Tips for Dining, Eating and Food Shopping in Newfoundland & Labrador, Nova Scotia, New Brunswick and Prince Edward Island

St John's - a newer post

I read the previous posts and note that they are getting a bit old (from the OP date). I am in SJ briefly and took in both Olivers and Biancas. My experiences:

Olivers for lunch. Had the lemon pepper pan fried cod with Greek salad. Cod seemed fresh, perfectly prepared, wee bit heavy on the lemon pepper. Over all very good. The Greek Salad, was, well, not Greek IMHO. I am fairly sure the dressing was bottled, but in any event the salda had lettuce (I know, I know, sometimes that is okay, but I think it is wrong!). The real problem was that it is was mostly lettuce...tiny bit of generic feta, a few kalamatas and a bit of sweet pepper. The oregano was in the dressing whereas I like fresh oregano. So, fish good, salad bad. They charge $2 something for the salad upgrade from green which given the cost of the cod was far too high to be reasonable.

Biancas for supper. The hostess was a bit pretentious in the sense of thinking the place are a bit more high end than they are (and she had not the skills to bluff her way through it...she knew nothing about the food that was not told to her). I sat at the kitchen bar (loved it). I honestly was not expecting much and the place was my third choice (after Basho -which said they had no tuna and no kobe style beef and were using ordinary beef - and one other place I forget). I read the posts about Biancas being past their prime. I was pleasantly surprised by what I ate. I had the duck confit appie which came wrapped in a smokey proscuitto and came with a bit of onion confiture and a celery cream. It was really good. I ordered the beef tenderloin (which, I was sad to hear was from an unknown origin...as was every other ingredient in the house). It came with a decent fois gras and some nicely cooked broccolini. There was some form of veal or beef reduction that was very tasty. I found that the beef, while a bit tough, was properly cooked to a medium rare. I really like finishing salt on my meat (personal preference, I know). It had none on it and none was available...a cardinal sin in my world. If the chef does not finish the seasoning properly, then let the patron do it! A small complaint in an otherwise wonderful and unexpectedly good meal. Finished it off with a nice white chocolate/raspberry jam desert. Yum!

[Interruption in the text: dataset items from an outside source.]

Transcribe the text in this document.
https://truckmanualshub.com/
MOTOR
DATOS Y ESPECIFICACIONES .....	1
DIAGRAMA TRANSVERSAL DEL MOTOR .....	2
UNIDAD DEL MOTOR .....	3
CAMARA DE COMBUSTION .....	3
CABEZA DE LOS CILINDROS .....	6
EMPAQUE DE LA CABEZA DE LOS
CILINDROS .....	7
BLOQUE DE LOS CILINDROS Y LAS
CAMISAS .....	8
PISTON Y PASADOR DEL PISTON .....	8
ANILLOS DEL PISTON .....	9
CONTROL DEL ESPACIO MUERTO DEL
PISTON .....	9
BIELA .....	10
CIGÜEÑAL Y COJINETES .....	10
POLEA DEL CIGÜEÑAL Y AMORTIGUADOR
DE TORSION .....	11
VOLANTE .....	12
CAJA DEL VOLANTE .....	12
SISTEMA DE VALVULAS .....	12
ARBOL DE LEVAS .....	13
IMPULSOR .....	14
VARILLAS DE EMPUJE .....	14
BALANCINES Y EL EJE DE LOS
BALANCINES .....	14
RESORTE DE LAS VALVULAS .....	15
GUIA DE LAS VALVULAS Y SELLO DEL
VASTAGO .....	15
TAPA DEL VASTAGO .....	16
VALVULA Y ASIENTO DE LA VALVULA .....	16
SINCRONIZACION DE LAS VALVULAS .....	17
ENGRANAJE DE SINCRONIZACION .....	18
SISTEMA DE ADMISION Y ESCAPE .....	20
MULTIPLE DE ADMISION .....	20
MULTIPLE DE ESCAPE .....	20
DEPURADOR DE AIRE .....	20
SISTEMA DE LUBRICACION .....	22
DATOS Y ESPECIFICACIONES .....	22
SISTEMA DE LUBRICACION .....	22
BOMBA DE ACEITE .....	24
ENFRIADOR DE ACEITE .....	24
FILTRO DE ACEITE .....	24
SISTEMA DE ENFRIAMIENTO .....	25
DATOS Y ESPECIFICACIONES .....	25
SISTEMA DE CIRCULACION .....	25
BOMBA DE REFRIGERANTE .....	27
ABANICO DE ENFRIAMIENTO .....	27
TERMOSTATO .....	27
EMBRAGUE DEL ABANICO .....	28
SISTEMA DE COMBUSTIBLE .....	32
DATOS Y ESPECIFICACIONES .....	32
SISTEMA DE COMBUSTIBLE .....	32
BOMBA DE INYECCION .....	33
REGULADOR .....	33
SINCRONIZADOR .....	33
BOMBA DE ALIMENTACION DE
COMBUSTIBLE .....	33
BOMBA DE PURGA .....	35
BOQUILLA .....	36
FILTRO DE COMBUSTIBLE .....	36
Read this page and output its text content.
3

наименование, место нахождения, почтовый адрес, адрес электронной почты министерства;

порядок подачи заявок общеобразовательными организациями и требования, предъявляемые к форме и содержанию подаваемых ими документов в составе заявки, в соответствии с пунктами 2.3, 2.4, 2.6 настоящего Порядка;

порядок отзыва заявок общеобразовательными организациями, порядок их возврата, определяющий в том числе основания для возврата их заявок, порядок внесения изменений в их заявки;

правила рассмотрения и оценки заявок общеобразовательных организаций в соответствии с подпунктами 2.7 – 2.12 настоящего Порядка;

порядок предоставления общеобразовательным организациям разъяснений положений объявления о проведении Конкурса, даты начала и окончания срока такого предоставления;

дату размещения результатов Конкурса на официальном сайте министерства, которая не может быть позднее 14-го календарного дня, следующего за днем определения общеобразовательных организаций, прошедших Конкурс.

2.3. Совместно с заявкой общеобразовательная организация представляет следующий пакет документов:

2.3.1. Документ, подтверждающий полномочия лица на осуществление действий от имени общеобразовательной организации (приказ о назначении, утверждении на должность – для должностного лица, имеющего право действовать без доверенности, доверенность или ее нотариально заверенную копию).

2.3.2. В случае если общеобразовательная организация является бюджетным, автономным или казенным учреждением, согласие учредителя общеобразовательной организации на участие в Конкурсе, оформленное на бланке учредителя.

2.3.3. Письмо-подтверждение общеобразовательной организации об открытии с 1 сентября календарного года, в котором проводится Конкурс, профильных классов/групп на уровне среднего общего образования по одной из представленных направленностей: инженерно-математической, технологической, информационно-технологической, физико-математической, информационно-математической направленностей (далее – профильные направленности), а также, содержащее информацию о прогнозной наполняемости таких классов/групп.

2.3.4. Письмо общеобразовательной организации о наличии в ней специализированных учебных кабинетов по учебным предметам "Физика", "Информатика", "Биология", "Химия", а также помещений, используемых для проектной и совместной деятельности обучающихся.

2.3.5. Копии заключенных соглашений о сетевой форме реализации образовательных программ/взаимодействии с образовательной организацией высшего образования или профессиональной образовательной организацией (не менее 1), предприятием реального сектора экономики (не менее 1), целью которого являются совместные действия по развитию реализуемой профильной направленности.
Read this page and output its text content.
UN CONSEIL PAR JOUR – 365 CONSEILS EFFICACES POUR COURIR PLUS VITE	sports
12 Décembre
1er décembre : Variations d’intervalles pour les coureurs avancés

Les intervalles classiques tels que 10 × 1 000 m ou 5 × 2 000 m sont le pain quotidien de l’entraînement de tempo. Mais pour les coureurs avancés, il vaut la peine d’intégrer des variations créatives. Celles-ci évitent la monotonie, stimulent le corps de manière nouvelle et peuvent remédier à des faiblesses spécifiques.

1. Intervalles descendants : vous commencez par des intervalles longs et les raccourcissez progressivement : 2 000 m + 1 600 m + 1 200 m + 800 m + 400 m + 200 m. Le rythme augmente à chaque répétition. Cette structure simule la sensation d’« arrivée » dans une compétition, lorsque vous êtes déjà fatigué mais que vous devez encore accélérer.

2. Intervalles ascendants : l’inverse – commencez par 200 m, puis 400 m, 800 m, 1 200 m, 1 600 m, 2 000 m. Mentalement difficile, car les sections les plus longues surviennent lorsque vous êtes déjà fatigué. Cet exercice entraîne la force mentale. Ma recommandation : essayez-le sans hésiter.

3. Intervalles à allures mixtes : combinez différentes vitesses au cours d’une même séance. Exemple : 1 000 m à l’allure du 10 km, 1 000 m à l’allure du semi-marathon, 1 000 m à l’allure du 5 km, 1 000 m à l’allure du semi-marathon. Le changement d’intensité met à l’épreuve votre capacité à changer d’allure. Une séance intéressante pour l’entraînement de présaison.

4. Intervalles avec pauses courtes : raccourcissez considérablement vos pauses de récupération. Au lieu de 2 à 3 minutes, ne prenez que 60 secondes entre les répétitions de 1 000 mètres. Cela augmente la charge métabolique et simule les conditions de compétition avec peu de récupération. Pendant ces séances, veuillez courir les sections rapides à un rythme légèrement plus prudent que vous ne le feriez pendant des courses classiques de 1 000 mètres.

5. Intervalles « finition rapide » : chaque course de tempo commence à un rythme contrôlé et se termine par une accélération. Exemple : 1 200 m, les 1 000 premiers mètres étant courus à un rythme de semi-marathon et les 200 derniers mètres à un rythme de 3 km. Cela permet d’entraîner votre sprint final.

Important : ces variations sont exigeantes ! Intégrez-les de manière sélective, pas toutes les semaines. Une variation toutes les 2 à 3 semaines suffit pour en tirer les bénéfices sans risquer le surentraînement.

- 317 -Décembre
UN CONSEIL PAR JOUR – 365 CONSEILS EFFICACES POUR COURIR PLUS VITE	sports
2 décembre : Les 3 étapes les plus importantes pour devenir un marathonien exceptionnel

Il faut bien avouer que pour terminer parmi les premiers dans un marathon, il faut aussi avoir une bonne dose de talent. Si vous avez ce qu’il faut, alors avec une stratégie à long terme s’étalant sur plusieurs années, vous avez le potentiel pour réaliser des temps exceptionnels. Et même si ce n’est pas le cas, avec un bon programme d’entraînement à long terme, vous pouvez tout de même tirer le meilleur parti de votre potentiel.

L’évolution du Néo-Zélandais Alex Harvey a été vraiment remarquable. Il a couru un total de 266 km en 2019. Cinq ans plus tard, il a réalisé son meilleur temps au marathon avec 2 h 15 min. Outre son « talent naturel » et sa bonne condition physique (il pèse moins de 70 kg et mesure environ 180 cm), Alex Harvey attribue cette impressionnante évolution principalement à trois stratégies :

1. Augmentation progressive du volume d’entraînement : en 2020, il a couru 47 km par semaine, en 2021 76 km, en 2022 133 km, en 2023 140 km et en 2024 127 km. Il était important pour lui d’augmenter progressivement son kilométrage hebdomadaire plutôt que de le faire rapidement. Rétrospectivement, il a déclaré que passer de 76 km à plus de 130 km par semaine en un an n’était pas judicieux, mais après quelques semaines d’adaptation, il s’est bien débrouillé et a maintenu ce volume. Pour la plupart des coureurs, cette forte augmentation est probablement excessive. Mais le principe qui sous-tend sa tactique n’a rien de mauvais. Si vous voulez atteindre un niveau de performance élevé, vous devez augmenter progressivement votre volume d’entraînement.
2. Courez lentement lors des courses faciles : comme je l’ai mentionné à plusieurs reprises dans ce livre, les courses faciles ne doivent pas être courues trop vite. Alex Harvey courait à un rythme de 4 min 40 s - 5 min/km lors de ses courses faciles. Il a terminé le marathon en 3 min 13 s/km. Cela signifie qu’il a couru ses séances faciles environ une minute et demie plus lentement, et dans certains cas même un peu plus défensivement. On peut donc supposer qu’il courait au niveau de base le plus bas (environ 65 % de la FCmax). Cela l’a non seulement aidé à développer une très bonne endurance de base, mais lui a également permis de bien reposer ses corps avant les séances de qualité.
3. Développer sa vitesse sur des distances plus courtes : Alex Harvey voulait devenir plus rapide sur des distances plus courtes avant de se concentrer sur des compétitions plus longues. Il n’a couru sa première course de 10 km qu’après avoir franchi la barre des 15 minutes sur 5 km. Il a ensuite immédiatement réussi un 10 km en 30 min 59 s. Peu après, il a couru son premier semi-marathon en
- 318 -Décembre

The kitchen was will run (as an open kitchen needs to be to avoid Ramsay syndrome). I did not sense any deep culinary training in the place except for this Bulgarian chef/cook. This is a man was an artist...you could see it in his every movement. He either is a savant or he has solid training. He was above the others in the kitchen. I don't know the chef, he was not there.

I liked the menu, creative, but not crazy. The mix of flavours was not cutting edge, but not 1980's either. I think they are perfect for a city this size.

I was sad that they nothing but Taylors 10 for desert (they had a bottle of 20 for sale, but who the heck buys the stuff by the bottle in a restaurant!

I would go back....and if the Bulgarian guy opens his own place I would go there too!